“On its face,” writes Marc Ambinder at the Atlantic’s Politics blog, “the National Intelligence Strategy document released by the Office of the Director of National Intelligence [on September 15] seems like a pro-forma exercise in accounting. . . . But in the hands of Adm. Dennis Blair, it is a document about priorities and about competing values.”
Indeed. The new National Intelligence Strategy (NIS), a document required quadrennially by the Intelligence Reform Act of 2004, is unquestionably a document about priorities—and probably about competing values as well. Ambinder, however, misses the most informative lens through which to discern the priorities showcased in the new NIS. Other commentators miss it too, focusing their analyses primarily on the NIS’s identification of Russia and China as nation-state challengers of American interests, along with Iran and North Korea. But the new NIS is best approached from the perspective of the previous NIS, published in 2005.
From this perspective, the updated boilerplate on the organization of the intelligence community is not nearly as significant as the change in how priorities in national security are framed. These priorities are captured in each document in a list of “Mission Objectives” for the U.S. Intelligence Community (USIC), which derive from the sitting president’s National Security Strategy (Obama’s is not yet published). The lists merit reproduction here. The 2005 list reads:
1. Defeat terrorists at home and abroad by disarming their operational capabilities and seizing the initiative from them by promoting the growth of freedom and democracy.
2. Prevent and counter the spread of weapons of mass destruction.
3. Bolster the growth of democracy and sustain peaceful democratic states.
4. Develop innovative ways to penetrate and analyze the most difficult targets.
5. Anticipate developments of strategic concern and identify opportunities as well as vulnerabilities for decision-makers.
Contrast this with the Mission Objectives from the 2009 list:
1. Combat Violent Extremism—Understand, monitor, and disrupt violent extremist groups that actively plot to inflict grave damage or harm to the United States, its people, interests, and allies.
2. Counter WMD Proliferation—Counter the proliferation of weapons of mass destruction and their means of delivery by state and non-state actors.
3. Provide Strategic Intelligence and Warning—Warn of strategic trends and events so that policy-makers, military officials, and civil authorities can effectively deter, prevent, or respond to threats and take advantage of opportunities.
4. Integrate Counterintelligence—Provide a counterintelligence capability that is integrated with all aspects of the intelligence process to inform policy and operations.
5. Enhance Cybersecurity—Understand, detect, and counter adversary cyber threats to enable protection of the Nation’s information infrastructure.
6. Support Current Operations—Support ongoing diplomatic, military, and law enforcement operations, especially counterinsurgency; security, stabilization, transition, and reconstruction; international counternarcotics; and border security.
Conspicuously absent from the 2009 Mission Objectives is bolstering the growth of freedom and democracy and sustaining peaceful democratic states, either as a separate objective or as a means of defeating terrorists.

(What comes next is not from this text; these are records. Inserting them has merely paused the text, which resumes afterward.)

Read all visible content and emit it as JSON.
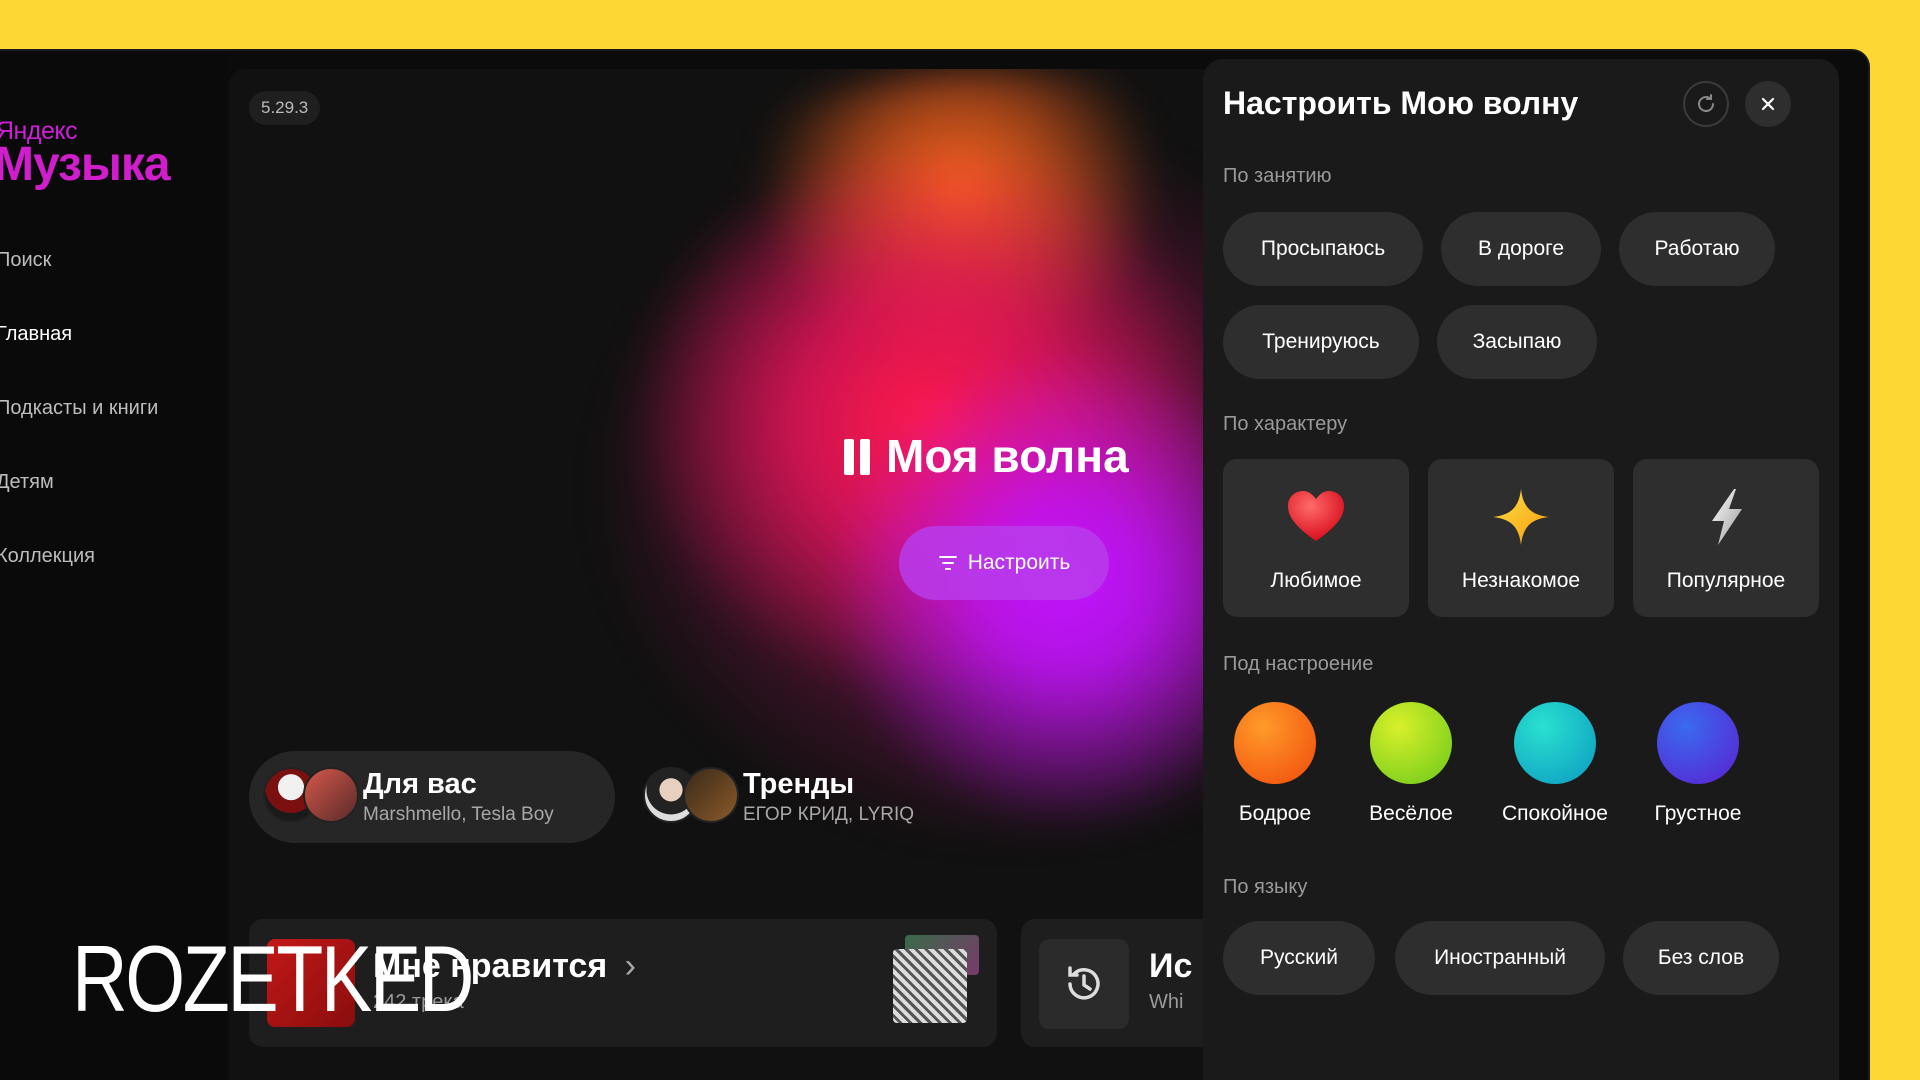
{
  "app": {
    "logo_top": "Яндекс",
    "logo_bottom": "Музыка",
    "version": "5.29.3"
  },
  "sidebar": {
    "items": [
      {
        "label": "Поиск",
        "active": false
      },
      {
        "label": "Главная",
        "active": true
      },
      {
        "label": "Подкасты и книги",
        "active": false
      },
      {
        "label": "Детям",
        "active": false
      },
      {
        "label": "Коллекция",
        "active": false
      }
    ]
  },
  "main": {
    "wave_title": "Моя волна",
    "tune_label": "Настроить",
    "for_you": {
      "title": "Для вас",
      "subtitle": "Marshmello, Tesla Boy"
    },
    "trends": {
      "title": "Тренды",
      "subtitle": "ЕГОР КРИД, LYRIQ"
    },
    "liked": {
      "title": "Мне нравится",
      "subtitle": "242 трека"
    },
    "history": {
      "title": "Ис",
      "subtitle": "Whi"
    }
  },
  "panel": {
    "title": "Настроить Мою волну",
    "sections": {
      "activity": {
        "label": "По занятию",
        "items": [
          "Просыпаюсь",
          "В дороге",
          "Работаю",
          "Тренируюсь",
          "Засыпаю"
        ]
      },
      "character": {
        "label": "По характеру",
        "items": [
          {
            "label": "Любимое",
            "icon": "heart-icon"
          },
          {
            "label": "Незнакомое",
            "icon": "sparkle-icon"
          },
          {
            "label": "Популярное",
            "icon": "lightning-icon"
          }
        ]
      },
      "mood": {
        "label": "Под настроение",
        "items": [
          {
            "label": "Бодрое",
            "color": "#ff7a00"
          },
          {
            "label": "Весёлое",
            "color": "#a5e01a"
          },
          {
            "label": "Спокойное",
            "color": "#12c2c9"
          },
          {
            "label": "Грустное",
            "color": "#4a3fe0"
          }
        ]
      },
      "language": {
        "label": "По языку",
        "items": [
          "Русский",
          "Иностранный",
          "Без слов"
        ]
      }
    }
  },
  "watermark": "ROZETKED",
  "colors": {
    "background": "#fdd835",
    "brand": "#d11ecc"
  }
}
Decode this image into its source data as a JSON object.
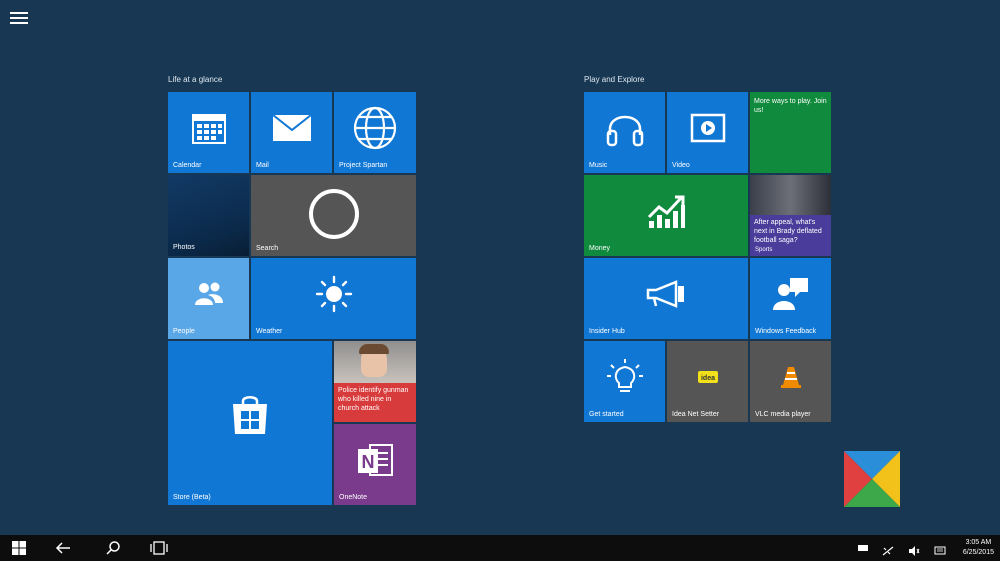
{
  "groups": {
    "left_title": "Life at a glance",
    "right_title": "Play and Explore"
  },
  "tiles": {
    "calendar": "Calendar",
    "mail": "Mail",
    "spartan": "Project Spartan",
    "photos": "Photos",
    "search": "Search",
    "people": "People",
    "weather": "Weather",
    "store": "Store (Beta)",
    "news_left": "Police identify gunman who killed nine in church attack",
    "onenote": "OneNote",
    "music": "Music",
    "video": "Video",
    "more_ways": "More ways to play. Join us!",
    "money": "Money",
    "news_right": "After appeal, what's next in Brady deflated football saga?",
    "sports": "Sports",
    "insider": "Insider Hub",
    "feedback": "Windows Feedback",
    "get_started": "Get started",
    "idea": "Idea Net Setter",
    "vlc": "VLC media player"
  },
  "taskbar": {
    "time": "3:05 AM",
    "date": "6/25/2015"
  },
  "colors": {
    "background": "#173753",
    "tile_blue": "#1177d4",
    "tile_gray": "#555555",
    "tile_green": "#108a3c",
    "tile_red": "#d83b3b",
    "tile_purple": "#7a3b8c",
    "people_blue": "#5aa7e8"
  },
  "icons": [
    "menu-icon",
    "calendar-icon",
    "mail-icon",
    "globe-icon",
    "cortana-icon",
    "people-icon",
    "sun-icon",
    "store-bag-icon",
    "onenote-icon",
    "headphones-icon",
    "video-icon",
    "chart-icon",
    "megaphone-icon",
    "feedback-icon",
    "lightbulb-icon",
    "idea-logo-icon",
    "vlc-cone-icon",
    "windows-logo-icon",
    "back-arrow-icon",
    "search-icon",
    "task-view-icon"
  ]
}
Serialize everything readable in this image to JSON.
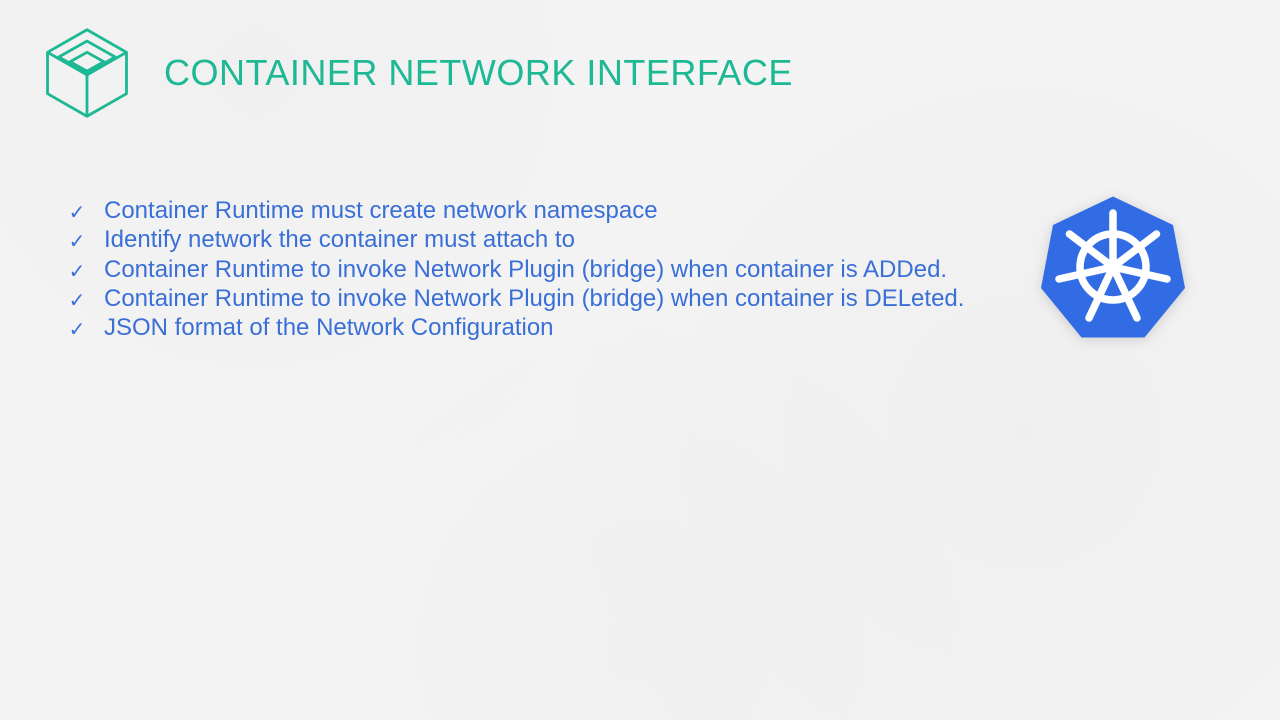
{
  "title": "CONTAINER NETWORK INTERFACE",
  "colors": {
    "accent_teal": "#1db894",
    "text_blue": "#3a6fd8",
    "k8s_blue": "#326ce5",
    "background": "#f4f4f4"
  },
  "icons": {
    "header_logo": "cni-cube-logo",
    "side_logo": "kubernetes-wheel-logo",
    "bullet_marker": "checkmark"
  },
  "bullets": [
    "Container Runtime must create network namespace",
    "Identify network the container must attach to",
    "Container Runtime to invoke Network Plugin (bridge) when container is ADDed.",
    "Container Runtime to invoke Network Plugin (bridge) when container is DELeted.",
    "JSON format of the Network Configuration"
  ]
}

Also absent, of course, is the expression “Defeat terrorists,” for which “Combat violent extremism” is substituted. The verb “prevent” is gone from the objective regarding WMD proliferation, leaving only “counter.” The impression is inescapable that no decisive “end-state” is implied in these objectives, only an ongoing struggle, from which a vision for the growth of democracy—and perhaps even for the sustainment of peaceful democratic states—has been excised.
These changes did not occur randomly or without forethought. An NIS, by law, draws its mission statement for the USIC from the basic national-security objectives stated by the president. We can expect Obama’s new National Security Strategy (a document prescribed by the National Security Act of 1947 and updated by most presidents in their first year of office) to contain nearly the same objectives outlined in the new NIS. If the USIC does not anticipate having to support bolstering or promoting the growth of democracy, defeating terrorism, and preventing the proliferation of WMD, it is because the president and his most senior national-security advisers are not assigning those objectives.